I discovered a cruel yet consistent answer. Almost all great entrepreneurs agree on this point: All significant successes are unplanned; all beautifully crafted plans are ultimately rewritten by reality. They have diligence, ability, and judgment, but when they speak of the "true turning points," these words often come out:

  • "I was lucky,"
  • "I just happened to meet this person,"
  • "Actually, I didn't expect it to turn out like this at first,"
  • "At that time, I couldn't hold on much longer, then suddenly..."

Does it sound familiar? It was strikingly similar to my experience of earning my first pot of gold. Yet, the vast majority of them do not read or even know of success manuals; in fact, most true entrepreneurs hold "success manuals" in contempt.

Jack Ma once said: "If a young person becomes too obsessed with success manuals, they are ruined!"

  1. The "Idol" Paradox. Because I attributed my first success to those manuals, I promoted them intensely. My family had never seen anyone start from zero in Shenzhen and succeed, so I became the idol of my younger brother, cousins, and classmates.
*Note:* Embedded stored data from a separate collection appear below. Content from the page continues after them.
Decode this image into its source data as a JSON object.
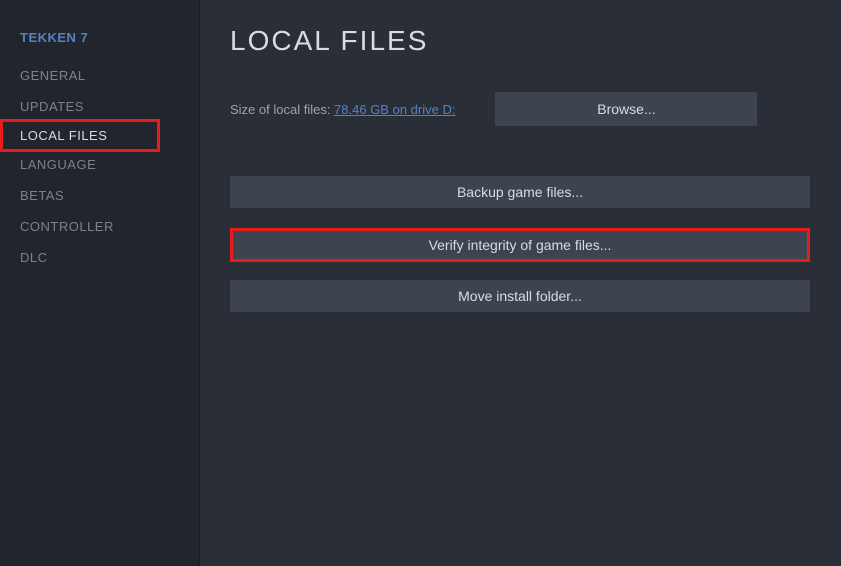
{
  "sidebar": {
    "gameTitle": "TEKKEN 7",
    "items": [
      {
        "label": "GENERAL"
      },
      {
        "label": "UPDATES"
      },
      {
        "label": "LOCAL FILES"
      },
      {
        "label": "LANGUAGE"
      },
      {
        "label": "BETAS"
      },
      {
        "label": "CONTROLLER"
      },
      {
        "label": "DLC"
      }
    ]
  },
  "main": {
    "title": "LOCAL FILES",
    "sizeLabel": "Size of local files: ",
    "sizeValue": "78.46 GB on drive D:",
    "browseBtn": "Browse...",
    "backupBtn": "Backup game files...",
    "verifyBtn": "Verify integrity of game files...",
    "moveBtn": "Move install folder..."
  }
}
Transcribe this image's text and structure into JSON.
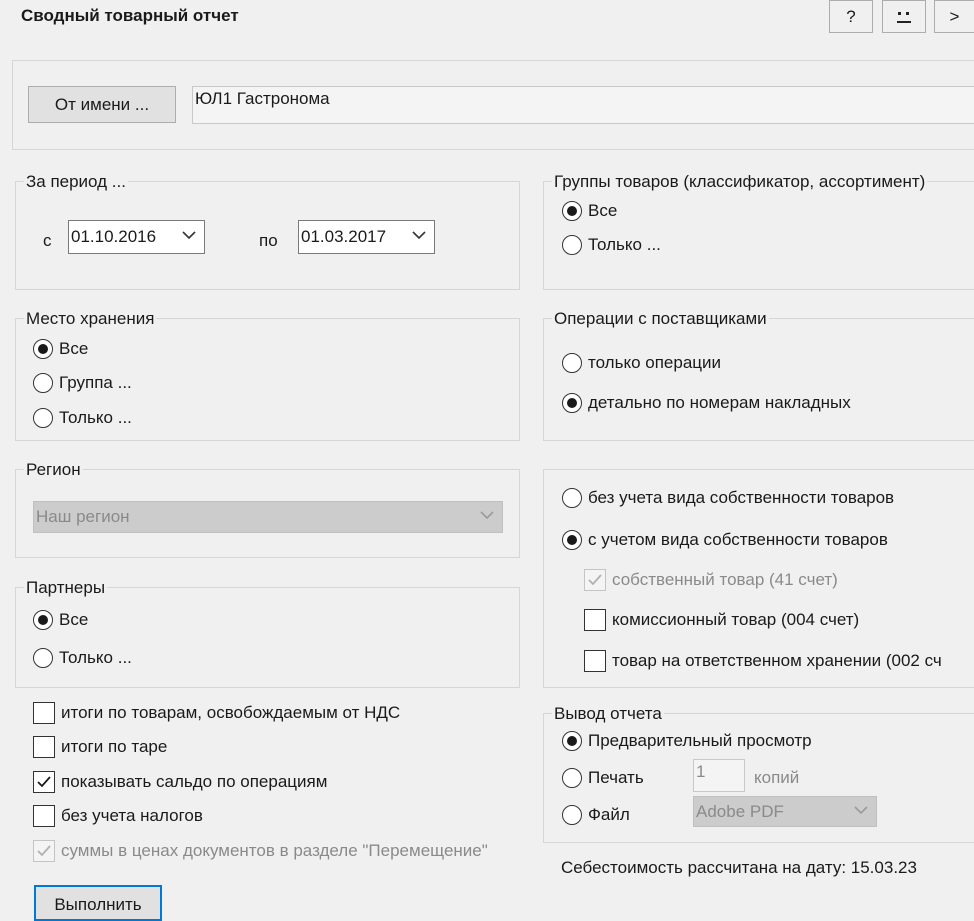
{
  "window": {
    "title": "Сводный товарный отчет",
    "help_label": "?",
    "next_label": ">"
  },
  "sender": {
    "button_label": "От имени ...",
    "value": "ЮЛ1 Гастронома"
  },
  "period": {
    "legend": "За период ...",
    "from_label": "с",
    "from_value": "01.10.2016",
    "to_label": "по",
    "to_value": "01.03.2017"
  },
  "product_groups": {
    "legend": "Группы товаров (классификатор, ассортимент)",
    "options": [
      {
        "label": "Все",
        "selected": true
      },
      {
        "label": "Только ...",
        "selected": false
      }
    ]
  },
  "storage": {
    "legend": "Место хранения",
    "options": [
      {
        "label": "Все",
        "selected": true
      },
      {
        "label": "Группа ...",
        "selected": false
      },
      {
        "label": "Только ...",
        "selected": false
      }
    ]
  },
  "supplier_ops": {
    "legend": "Операции с поставщиками",
    "options": [
      {
        "label": "только операции",
        "selected": false
      },
      {
        "label": "детально по номерам накладных",
        "selected": true
      }
    ]
  },
  "region": {
    "legend": "Регион",
    "value": "Наш регион"
  },
  "ownership": {
    "options": [
      {
        "label": "без учета вида собственности товаров",
        "selected": false
      },
      {
        "label": "с учетом вида собственности товаров",
        "selected": true
      }
    ],
    "checks": [
      {
        "label": "собственный товар (41 счет)",
        "checked": true,
        "disabled": true
      },
      {
        "label": "комиссионный товар (004 счет)",
        "checked": false,
        "disabled": false
      },
      {
        "label": "товар на ответственном хранении (002 сч",
        "checked": false,
        "disabled": false
      }
    ]
  },
  "partners": {
    "legend": "Партнеры",
    "options": [
      {
        "label": "Все",
        "selected": true
      },
      {
        "label": "Только ...",
        "selected": false
      }
    ]
  },
  "flags": [
    {
      "label": "итоги по товарам, освобождаемым от НДС",
      "checked": false,
      "disabled": false
    },
    {
      "label": "итоги по таре",
      "checked": false,
      "disabled": false
    },
    {
      "label": "показывать сальдо по операциям",
      "checked": true,
      "disabled": false
    },
    {
      "label": "без учета налогов",
      "checked": false,
      "disabled": false
    },
    {
      "label": "суммы в ценах документов в разделе \"Перемещение\"",
      "checked": true,
      "disabled": true
    }
  ],
  "output": {
    "legend": "Вывод отчета",
    "options": [
      {
        "label": "Предварительный просмотр",
        "selected": true
      },
      {
        "label": "Печать",
        "selected": false
      },
      {
        "label": "Файл",
        "selected": false
      }
    ],
    "copies_value": "1",
    "copies_label": "копий",
    "file_format": "Adobe PDF"
  },
  "cost_note": "Себестоимость рассчитана на дату: 15.03.23",
  "run_button_label": "Выполнить"
}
Many of these young friends and relatives read the books I recommended with extreme seriousness, following the instructions even more precisely than I did.

I even participated in "Success Training Camps," where the students were far more desperate, frantic, and devoted than I was.

Yet, ten years later, most of those relatives, brothers, and classmates—who studied harder, believed more fervently, and followed the instructions to the letter—did not achieve the success they sought.

This made me increasingly confused:

  • Why does one person read Think and Grow Rich and turn their life around, while another sees no change?
  • Why was manifestation so fast when I was in my twenties and "knew almost nothing," but became harder later on?
  • Why do many of the most successful people never read success manuals—even despise them—yet live as if they were the textbooks themselves?

Traditional success manuals tell us:

  • How to imagine,
  • How to use autosuggestion,
  • How to set goals,
  • How to motivate ourselves.

But they do not truly answer one question: Who is deciding that "final leap"? What truly determines success? Who is guiding "all the failed plans" toward an unexpected result, following a predetermined pattern?